How Important Are Mexico’s Proposed Tax System Reforms?

Andrés Rozental
Andrés Rozental Former Brookings Expert

September 18, 2013

Question: Mexican President Enrique Peña Nieto on Sept. 8 unveiled his plan for an overhaul of the country’s tax system. The reforms would impose new taxes on the country’s top earners as well as on capital gains. How important are tax system reforms for Mexico’s economy? Do the specific parts of the reform address the right areas? How valid are the concerns of critics who oppose the reform’s proposals to tax private education and end mortgage rebates?

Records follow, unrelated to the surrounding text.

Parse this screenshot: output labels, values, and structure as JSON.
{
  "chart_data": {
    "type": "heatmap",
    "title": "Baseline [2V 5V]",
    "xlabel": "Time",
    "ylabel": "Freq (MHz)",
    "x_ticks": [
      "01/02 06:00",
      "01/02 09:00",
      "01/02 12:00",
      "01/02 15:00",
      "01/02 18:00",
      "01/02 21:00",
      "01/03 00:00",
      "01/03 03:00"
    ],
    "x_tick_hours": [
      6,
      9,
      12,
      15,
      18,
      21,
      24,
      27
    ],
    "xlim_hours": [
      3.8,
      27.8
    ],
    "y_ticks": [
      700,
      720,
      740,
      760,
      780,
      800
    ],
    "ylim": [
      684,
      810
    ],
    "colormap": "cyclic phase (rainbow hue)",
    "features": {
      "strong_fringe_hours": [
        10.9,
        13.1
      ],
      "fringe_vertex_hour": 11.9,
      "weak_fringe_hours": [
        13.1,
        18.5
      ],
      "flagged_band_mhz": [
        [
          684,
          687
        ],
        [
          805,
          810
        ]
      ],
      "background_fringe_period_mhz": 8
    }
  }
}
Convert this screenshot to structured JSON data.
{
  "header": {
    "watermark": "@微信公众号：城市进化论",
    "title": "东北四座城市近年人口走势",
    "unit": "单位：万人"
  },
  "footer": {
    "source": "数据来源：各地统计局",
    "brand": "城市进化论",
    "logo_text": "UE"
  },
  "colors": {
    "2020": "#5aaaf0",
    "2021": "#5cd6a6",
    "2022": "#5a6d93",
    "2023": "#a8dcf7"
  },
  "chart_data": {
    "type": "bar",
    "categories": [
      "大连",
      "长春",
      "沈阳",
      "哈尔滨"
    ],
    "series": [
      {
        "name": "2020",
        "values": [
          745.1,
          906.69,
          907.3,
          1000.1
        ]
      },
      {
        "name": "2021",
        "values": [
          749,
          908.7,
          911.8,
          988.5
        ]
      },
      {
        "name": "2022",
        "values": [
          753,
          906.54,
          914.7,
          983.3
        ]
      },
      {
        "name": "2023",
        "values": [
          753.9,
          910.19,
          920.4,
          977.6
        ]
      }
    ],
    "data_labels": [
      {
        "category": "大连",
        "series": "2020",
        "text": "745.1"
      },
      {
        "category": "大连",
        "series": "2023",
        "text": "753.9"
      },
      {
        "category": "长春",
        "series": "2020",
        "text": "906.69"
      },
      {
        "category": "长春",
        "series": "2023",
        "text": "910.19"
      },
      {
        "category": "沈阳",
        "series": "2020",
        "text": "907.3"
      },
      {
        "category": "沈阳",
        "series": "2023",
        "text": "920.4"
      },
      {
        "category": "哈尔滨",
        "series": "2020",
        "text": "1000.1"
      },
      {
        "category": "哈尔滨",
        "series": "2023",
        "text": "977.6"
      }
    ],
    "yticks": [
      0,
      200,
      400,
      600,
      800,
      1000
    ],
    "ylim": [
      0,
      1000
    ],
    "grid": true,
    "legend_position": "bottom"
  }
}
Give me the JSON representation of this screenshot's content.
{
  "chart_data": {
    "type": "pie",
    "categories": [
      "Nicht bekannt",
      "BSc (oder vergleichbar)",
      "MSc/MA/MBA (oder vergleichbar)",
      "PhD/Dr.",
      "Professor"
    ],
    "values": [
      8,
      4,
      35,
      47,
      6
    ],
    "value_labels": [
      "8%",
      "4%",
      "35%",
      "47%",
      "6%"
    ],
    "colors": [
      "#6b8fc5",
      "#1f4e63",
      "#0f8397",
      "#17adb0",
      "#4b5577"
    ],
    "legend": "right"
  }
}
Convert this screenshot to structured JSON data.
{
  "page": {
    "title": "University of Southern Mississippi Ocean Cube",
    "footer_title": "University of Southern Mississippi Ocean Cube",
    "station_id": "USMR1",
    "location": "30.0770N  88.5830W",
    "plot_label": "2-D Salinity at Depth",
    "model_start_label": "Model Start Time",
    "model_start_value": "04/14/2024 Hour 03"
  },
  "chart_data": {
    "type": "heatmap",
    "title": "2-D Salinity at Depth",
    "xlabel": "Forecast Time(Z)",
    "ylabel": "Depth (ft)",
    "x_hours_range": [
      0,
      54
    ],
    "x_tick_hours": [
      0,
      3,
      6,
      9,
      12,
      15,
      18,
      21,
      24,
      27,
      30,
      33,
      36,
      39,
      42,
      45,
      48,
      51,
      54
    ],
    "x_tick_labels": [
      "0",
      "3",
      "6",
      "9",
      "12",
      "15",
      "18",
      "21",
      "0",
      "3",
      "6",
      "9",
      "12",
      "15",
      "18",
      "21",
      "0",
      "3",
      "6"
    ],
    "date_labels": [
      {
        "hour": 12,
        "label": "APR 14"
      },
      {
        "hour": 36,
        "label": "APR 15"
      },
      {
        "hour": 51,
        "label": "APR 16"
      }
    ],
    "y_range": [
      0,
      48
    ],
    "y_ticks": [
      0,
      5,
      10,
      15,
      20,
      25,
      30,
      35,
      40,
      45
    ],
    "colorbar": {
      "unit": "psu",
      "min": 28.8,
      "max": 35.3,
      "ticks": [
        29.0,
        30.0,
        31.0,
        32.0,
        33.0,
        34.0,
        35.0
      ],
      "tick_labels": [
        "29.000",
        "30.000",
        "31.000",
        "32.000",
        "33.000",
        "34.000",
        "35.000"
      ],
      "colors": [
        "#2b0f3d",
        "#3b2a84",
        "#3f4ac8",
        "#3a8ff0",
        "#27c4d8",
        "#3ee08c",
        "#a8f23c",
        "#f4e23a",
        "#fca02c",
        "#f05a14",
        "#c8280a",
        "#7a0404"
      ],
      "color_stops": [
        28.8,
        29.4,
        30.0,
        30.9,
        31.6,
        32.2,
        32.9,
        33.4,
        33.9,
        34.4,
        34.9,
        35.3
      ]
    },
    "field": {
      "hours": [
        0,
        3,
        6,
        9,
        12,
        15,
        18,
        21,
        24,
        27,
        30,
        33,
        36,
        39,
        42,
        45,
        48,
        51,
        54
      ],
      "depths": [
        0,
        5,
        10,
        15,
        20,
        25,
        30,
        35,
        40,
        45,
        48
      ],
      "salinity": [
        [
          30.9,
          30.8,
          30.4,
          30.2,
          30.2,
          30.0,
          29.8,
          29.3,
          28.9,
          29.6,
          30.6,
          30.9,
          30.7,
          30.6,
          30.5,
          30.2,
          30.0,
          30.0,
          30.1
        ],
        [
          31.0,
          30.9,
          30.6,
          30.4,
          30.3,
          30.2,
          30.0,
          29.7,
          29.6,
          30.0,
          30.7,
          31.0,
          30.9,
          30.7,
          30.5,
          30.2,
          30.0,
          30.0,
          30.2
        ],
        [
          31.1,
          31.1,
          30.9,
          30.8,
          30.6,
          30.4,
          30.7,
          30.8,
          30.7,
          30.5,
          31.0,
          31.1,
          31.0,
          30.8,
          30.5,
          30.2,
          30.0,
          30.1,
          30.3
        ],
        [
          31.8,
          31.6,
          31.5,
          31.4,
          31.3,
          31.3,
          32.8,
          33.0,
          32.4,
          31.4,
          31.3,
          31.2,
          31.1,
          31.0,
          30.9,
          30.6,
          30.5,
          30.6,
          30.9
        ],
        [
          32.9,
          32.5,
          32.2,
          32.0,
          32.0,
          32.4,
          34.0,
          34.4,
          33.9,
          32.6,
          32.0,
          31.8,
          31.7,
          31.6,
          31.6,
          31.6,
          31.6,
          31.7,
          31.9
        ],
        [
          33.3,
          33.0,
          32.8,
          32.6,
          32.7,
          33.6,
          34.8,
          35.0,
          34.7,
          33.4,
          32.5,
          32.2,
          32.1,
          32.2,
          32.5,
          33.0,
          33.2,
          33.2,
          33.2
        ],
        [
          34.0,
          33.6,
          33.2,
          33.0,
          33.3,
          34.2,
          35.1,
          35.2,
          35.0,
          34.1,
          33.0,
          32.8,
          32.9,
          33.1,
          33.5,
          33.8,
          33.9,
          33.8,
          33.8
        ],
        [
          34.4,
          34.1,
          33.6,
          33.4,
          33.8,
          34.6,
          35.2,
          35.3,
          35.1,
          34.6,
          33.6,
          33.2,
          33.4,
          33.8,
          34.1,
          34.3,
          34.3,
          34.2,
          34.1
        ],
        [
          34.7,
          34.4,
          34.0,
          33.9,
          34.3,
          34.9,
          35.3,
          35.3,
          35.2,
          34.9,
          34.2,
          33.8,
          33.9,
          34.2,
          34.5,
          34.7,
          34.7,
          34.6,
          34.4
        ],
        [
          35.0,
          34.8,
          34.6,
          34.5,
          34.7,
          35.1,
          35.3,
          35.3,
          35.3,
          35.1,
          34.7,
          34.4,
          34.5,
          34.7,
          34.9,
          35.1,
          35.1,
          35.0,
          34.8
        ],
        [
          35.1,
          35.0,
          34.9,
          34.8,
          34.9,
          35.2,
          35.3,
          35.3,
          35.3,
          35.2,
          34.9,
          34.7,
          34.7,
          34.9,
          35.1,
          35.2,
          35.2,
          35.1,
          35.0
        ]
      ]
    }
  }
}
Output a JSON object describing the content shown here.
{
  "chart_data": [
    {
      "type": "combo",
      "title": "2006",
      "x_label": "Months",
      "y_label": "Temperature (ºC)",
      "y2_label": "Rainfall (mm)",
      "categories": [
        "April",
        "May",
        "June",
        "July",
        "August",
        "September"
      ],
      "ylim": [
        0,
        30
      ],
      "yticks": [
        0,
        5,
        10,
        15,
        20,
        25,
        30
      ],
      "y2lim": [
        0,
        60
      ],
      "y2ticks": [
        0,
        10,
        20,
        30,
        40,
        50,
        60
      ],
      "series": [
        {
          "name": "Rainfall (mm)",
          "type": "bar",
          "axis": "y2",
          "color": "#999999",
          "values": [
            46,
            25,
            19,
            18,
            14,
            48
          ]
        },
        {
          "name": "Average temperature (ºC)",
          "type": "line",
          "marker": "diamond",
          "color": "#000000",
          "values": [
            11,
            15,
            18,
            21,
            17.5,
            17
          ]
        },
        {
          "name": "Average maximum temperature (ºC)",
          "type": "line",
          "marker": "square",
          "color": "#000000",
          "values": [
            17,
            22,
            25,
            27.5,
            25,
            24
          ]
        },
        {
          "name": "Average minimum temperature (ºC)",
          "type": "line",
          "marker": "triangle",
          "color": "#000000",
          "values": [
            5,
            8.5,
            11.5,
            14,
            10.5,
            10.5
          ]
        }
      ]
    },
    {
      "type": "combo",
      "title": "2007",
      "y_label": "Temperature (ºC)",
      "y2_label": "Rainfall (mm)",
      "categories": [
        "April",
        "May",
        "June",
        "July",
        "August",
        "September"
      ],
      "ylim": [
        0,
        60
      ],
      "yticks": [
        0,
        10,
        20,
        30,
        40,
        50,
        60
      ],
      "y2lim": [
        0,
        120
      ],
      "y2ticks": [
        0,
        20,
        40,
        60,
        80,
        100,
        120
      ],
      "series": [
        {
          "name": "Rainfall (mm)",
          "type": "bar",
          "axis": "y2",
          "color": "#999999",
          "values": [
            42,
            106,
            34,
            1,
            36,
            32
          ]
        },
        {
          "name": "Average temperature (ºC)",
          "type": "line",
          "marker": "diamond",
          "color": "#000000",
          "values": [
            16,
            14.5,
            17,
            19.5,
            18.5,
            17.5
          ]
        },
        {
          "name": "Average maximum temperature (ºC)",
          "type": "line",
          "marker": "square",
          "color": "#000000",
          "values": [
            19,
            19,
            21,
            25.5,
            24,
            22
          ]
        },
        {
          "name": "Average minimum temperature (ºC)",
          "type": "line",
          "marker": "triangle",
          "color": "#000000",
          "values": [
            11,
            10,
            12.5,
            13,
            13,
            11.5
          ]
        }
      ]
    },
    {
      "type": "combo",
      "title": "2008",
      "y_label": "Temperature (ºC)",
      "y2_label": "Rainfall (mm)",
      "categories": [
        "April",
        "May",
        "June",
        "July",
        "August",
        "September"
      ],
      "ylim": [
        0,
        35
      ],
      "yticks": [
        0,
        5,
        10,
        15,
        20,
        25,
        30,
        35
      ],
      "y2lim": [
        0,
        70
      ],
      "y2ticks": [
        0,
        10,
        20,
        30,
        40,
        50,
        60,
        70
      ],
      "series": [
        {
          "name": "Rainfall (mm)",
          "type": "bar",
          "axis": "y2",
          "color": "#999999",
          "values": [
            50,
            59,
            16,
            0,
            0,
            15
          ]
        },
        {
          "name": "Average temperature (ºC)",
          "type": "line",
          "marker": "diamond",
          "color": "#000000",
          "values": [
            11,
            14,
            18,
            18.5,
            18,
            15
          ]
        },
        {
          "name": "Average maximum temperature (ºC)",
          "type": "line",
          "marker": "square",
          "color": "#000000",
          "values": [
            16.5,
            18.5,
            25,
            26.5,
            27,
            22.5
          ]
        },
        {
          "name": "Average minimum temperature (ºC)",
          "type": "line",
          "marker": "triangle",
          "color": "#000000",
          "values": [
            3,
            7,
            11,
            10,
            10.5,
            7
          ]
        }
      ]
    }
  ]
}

Answer: President Peña Nieto’s proposed tax reform doesn’t go far enough to change the fact that a large percentage of Mexicans pay little or no income tax, find ways of avoiding the VAT by underinvoicing or paying cash, are not liable for inheritance or wealth taxes and in general put the country at the bottom of the OECD list of fiscal revenue as a percentage of GDP. Rumors floated in the weeks and months before the September deadline that the proposal included a general rise in the VAT rate, removing the VAT-free status of some foods and medicines, doing away with a majority of the loopholes that currently allow individuals and companies to pay little or no tax, etc. In the end, the government opted for a ‘light’ reform that most analysts agree will add much less to fiscal revenue than what is needed. As on previous occasions, the fiscal reform such as it is targets captive middle- and upperclass taxpayers who will have to add to their fiscal burden, while doing little to enlarge the tax base to the millions who pay little or nothing. It’s clear that the president was frightened by the continuing marches and social disruptions by opponents to the education and energy reform packages presented earlier to Congress, and that he decided to avoid provoking further street protests by those who would be most affected by a real fiscal reform. Hopefully, in the coming years the government will build on this partial reform and give Mexico the fiscal structure its economy so badly needs in order to replace the national oil company, Pemex, as the funder of close to 40 percent of public expenditure.